The following simple example demonstrates the inferences that AnzoGraph DB generates to infer friendships in the sample Tickit data set. The example uses the following subset of triples, and it describes the friend relationships using the owl:TransitiveProperty vocabulary:

# friends.ttl
PREFIX owl: <http://www.w3.org/2002/07/owl#>
<friend> a owl:TransitiveProperty .
<person1>
rdf:type <person>
;<name> "Rafael Taylor"
;<like> "sports","theatre","classical","vegas","musicals"
;<dislike> "jazz","broadway"
;<friend> <person2>,<person4>
.
<person2>
rdf:type <person>
;<name> "Vladimir Humphrey"
;<like> "jazz","classical","vegas","musicals"
;<dislike> "broadway"
;<friend> <person3>
.
<person3>
rdf:type <person>
;<name> "Lars Ratliff"
;<like> "sports","rock","musicals"
;<dislike> "theatre","jazz","opera"
;<friend> <person1>
.
<person4>
rdf:type <person>
;<name> "Barry Roy"
;<like> "theatre"
;<dislike> "sports","jazz","musicals"
;<friend> <person5>
.
<person5>
rdf:type <person>
;<name> "Reagan Hodge"
;<like> "concerts","rock","vegas","musicals"
;<dislike> "jazz","broadway"
;<friend> <person1>
.

Loading friends.ttl into a graph named friends and querying the new graph for a list of friendships produces the following results. The query returns 6 friendships:

SELECT *
FROM <friends>
WHERE { ?person <friend> ?friend . }
ORDER BY ?person
person  | friend
--------+---------
person1 | person4
person1 | person2
person2 | person3
person3 | person1
person4 | person5
person5 | person1
6 rows

The query below generates inferences for the friends graph based on the rules for owl:TransitiveProperty. The query creates the inferences in a graph named more-friends:

CREATE INFERENCES FROM <friends> INTO GRAPH <more-friends>

When the inferencing is complete, the following query returns the friend triples in the more-friends graph.

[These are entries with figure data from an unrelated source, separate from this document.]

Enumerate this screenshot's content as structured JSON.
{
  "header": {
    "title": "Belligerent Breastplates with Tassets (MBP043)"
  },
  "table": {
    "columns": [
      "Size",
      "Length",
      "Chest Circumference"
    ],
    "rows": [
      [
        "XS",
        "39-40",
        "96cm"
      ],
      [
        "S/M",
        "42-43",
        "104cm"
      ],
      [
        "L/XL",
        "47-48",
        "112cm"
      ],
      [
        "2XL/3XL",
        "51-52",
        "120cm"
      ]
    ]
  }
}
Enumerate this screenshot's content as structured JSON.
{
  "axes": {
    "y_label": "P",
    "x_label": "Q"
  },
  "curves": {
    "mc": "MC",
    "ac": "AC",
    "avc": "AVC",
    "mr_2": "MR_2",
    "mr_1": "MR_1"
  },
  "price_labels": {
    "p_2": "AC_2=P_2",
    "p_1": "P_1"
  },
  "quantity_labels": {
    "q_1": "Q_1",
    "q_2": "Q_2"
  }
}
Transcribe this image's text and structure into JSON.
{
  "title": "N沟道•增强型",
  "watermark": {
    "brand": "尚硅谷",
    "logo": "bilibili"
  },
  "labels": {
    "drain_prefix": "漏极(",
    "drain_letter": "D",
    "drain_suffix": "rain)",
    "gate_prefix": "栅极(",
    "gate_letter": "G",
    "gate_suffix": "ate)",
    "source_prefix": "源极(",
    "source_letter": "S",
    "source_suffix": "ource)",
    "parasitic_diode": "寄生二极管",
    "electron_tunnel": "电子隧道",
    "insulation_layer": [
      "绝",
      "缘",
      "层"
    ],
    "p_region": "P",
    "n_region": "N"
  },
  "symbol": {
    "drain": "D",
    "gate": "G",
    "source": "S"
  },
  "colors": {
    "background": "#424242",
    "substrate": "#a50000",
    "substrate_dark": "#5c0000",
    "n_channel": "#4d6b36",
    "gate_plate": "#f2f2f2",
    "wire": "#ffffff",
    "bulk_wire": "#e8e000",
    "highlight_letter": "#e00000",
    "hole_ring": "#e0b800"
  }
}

The query filters out triples for which the same person is the subject (?person) and object (?friend):

SELECT *
FROM <more-friends>
WHERE {
  ?person <friend> ?friend.
  FILTER(?person != ?friend).
}
ORDER BY ?person
person  | friend
--------+---------
person1 | person5
person1 | person3
person2 | person5
person2 | person4
person2 | person1
person3 | person5
person3 | person2
person3 | person4
person4 | person2
person4 | person3
person4 | person1
person5 | person2
person5 | person4
person5 | person3
14 rows

Following the OWL 2 RL rules for owl:TransitiveProperty, AnzoGraph DB inferred 8 new friendships from the 6 friendships in the original friend graph.